Dämme verursachen verheerende Flut in Indien

Der Narmada-Fluss ist über die Ufer getreten und zerstört die Felder und Häuser der dort lebenden Menschen. Dennoch will sich Siemens am Bau eines weiteren Damms beteiligen. Fian ruft per Brief zur Unterstützung der Betroffenen auf

POONA taz ■ Nach schweren Regenfällen ist der Narmada-Fluss in Zentralindien an vielen Stellen über die Ufer getreten. Tausende von Dorfbewohnern mussten in der vergangenen Woche Haus und Hof verlassen. In den Siedlungen am Fluss herrschen Trinkwasser- und Nahrungsmangel, Infektionskrankheiten breiten sich aus. Doch anders als beider Flutkatastrophe in Ostindien und Bangladesch landen hier keine internationalen Hilfsgüter.

Denn Grund für die Flut sind mehrere riesige Staudämme, die in den vergangenen Jahren in den Flusslauf betoniert wurden. Nach starken Regenfällen können sich aufgrund des Staus hinter den Dämmen verheerende Springfluten bilden. So wurden hunderte von Bauernhäusern in der engen Hapeshwar-Schlucht durch den Stausee des Sardar-Sarovar-Damms überflutet. Ihre Bewohner, in der Mehrzahl Angehörige des indigenen Volks der Bhil, stehen vor dem Nichts. Die Ernten sind vernichtet, Häuser und Vorratsspeicher wurden überflutet. Von Krankheiten geplagt, halten die Menschen dennoch an ihrer dem Untergang geweihten Heimat fest: „Wir sind für ein Leben im Wald geboren, woanders finden wir uns nicht zurecht“, erklärt die Bäuerin Pervi Bhilala aus Domkhedi.

In den 60er-Jahren entwarfen die Regierungen der Unionsstaaten Gujarat, Maharashtra und Madhya Pradesh Pläne zum Bau von dreißig Großstaudämmen und hunderten kleinerer Wehre über die Narmada und ihre Nebenflüsse in Zentralindien. Sie wollen damit Strom und Wasser für die Landwirtschaft, für neue Industrien und stetig wachsende Städte gewinnen.
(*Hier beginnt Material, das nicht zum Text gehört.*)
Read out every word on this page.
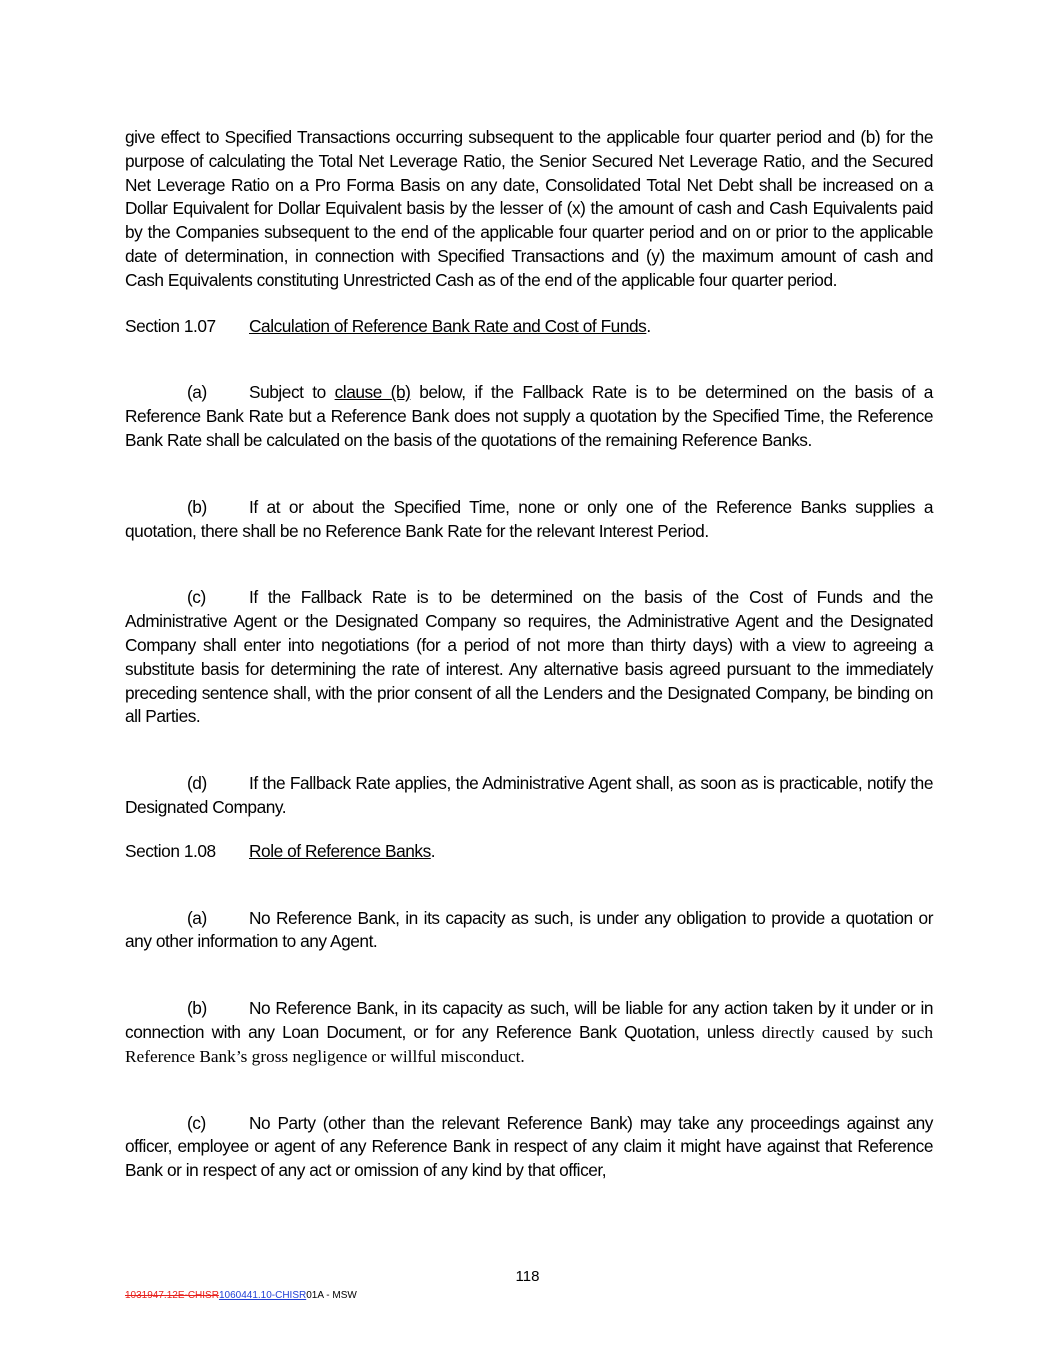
give effect to Specified Transactions occurring subsequent to the applicable four quarter period and (b) for the purpose of calculating the Total Net Leverage Ratio, the Senior Secured Net Leverage Ratio, and the Secured Net Leverage Ratio on a Pro Forma Basis on any date, Consolidated Total Net Debt shall be increased on a Dollar Equivalent for Dollar Equivalent basis by the lesser of (x) the amount of cash and Cash Equivalents paid by the Companies subsequent to the end of the applicable four quarter period and on or prior to the applicable date of determination, in connection with Specified Transactions and (y) the maximum amount of cash and Cash Equivalents constituting Unrestricted Cash as of the end of the applicable four quarter period.

Section 1.07 Calculation of Reference Bank Rate and Cost of Funds.

(a) Subject to clause (b) below, if the Fallback Rate is to be determined on the basis of a Reference Bank Rate but a Reference Bank does not supply a quotation by the Specified Time, the Reference Bank Rate shall be calculated on the basis of the quotations of the remaining Reference Banks.

(b) If at or about the Specified Time, none or only one of the Reference Banks supplies a quotation, there shall be no Reference Bank Rate for the relevant Interest Period.

(c) If the Fallback Rate is to be determined on the basis of the Cost of Funds and the Administrative Agent or the Designated Company so requires, the Administrative Agent and the Designated Company shall enter into negotiations (for a period of not more than thirty days) with a view to agreeing a substitute basis for determining the rate of interest. Any alternative basis agreed pursuant to the immediately preceding sentence shall, with the prior consent of all the Lenders and the Designated Company, be binding on all Parties.

(d) If the Fallback Rate applies, the Administrative Agent shall, as soon as is practicable, notify the Designated Company.

Section 1.08 Role of Reference Banks.

(a) No Reference Bank, in its capacity as such, is under any obligation to provide a quotation or any other information to any Agent.

(b) No Reference Bank, in its capacity as such, will be liable for any action taken by it under or in connection with any Loan Document, or for any Reference Bank Quotation, unless directly caused by such Reference Bank’s gross negligence or willful misconduct.

(c) No Party (other than the relevant Reference Bank) may take any proceedings against any officer, employee or agent of any Reference Bank in respect of any claim it might have against that Reference Bank or in respect of any act or omission of any kind by that officer,

118
1031947.12E-CHISR1060441.10-CHISR01A - MSW
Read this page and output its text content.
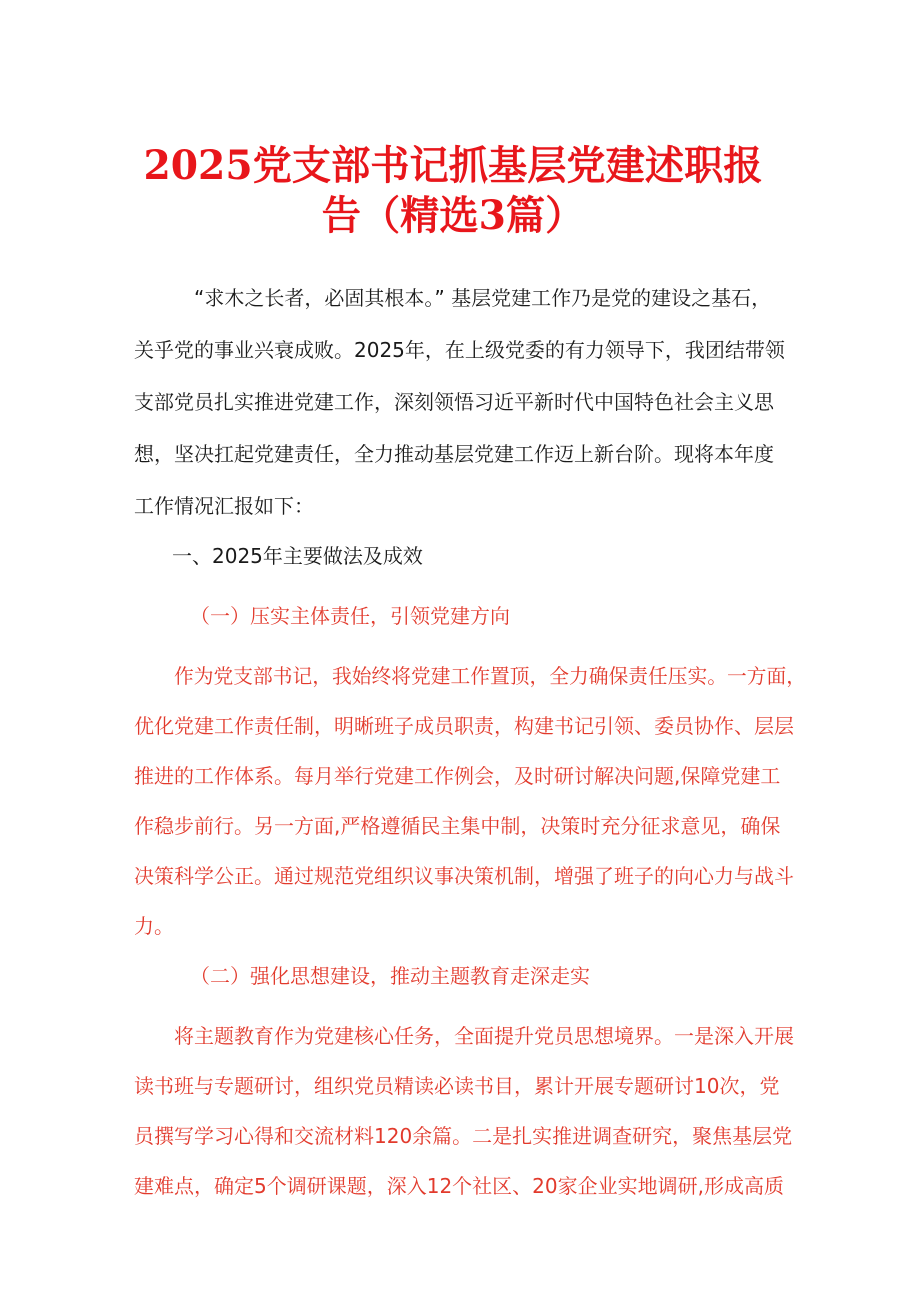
2025党支部书记抓基层党建述职报
告（精选3篇）
“求木之长者，必固其根本。” 基层党建工作乃是党的建设之基石，
关乎党的事业兴衰成败。2025年，在上级党委的有力领导下，我团结带领
支部党员扎实推进党建工作，深刻领悟习近平新时代中国特色社会主义思
想，坚决扛起党建责任，全力推动基层党建工作迈上新台阶。现将本年度
工作情况汇报如下：
一、2025年主要做法及成效
（一）压实主体责任，引领党建方向
作为党支部书记，我始终将党建工作置顶，全力确保责任压实。一方面，
优化党建工作责任制，明晰班子成员职责，构建书记引领、委员协作、层层
推进的工作体系。每月举行党建工作例会，及时研讨解决问题,保障党建工
作稳步前行。另一方面,严格遵循民主集中制，决策时充分征求意见，确保
决策科学公正。通过规范党组织议事决策机制，增强了班子的向心力与战斗
力。
（二）强化思想建设，推动主题教育走深走实
将主题教育作为党建核心任务，全面提升党员思想境界。一是深入开展
读书班与专题研讨，组织党员精读必读书目，累计开展专题研讨10次，党
员撰写学习心得和交流材料120余篇。二是扎实推进调查研究，聚焦基层党
建难点，确定5个调研课题，深入12个社区、20家企业实地调研,形成高质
Die in Serie geplanten Staudämme verwandeln den Unterlauf des Flusses in einen 500 Kilometer langen künstlichen See. Hunderttausende von Hektar fruchtbaren Ackerlandes und tropischer Wälder gehen unter. Mehr als eine Million Bauern, Ureinwohner und landlose Arbeiter müssen den Fluten weichen. Seit 15 Jahren leisten die Betroffenen gewaltfreien Widerstand in der „Bewegung für die Rettung der Narmada“. Die 1991 mit dem Alternativen Nobelpreis ausgezeichnete Protestbewegung kritisiert die Staudammprojekte als sozial unausgewogen und ökologisch riskant. Die jüngsten Ereignisse geben ihr Recht.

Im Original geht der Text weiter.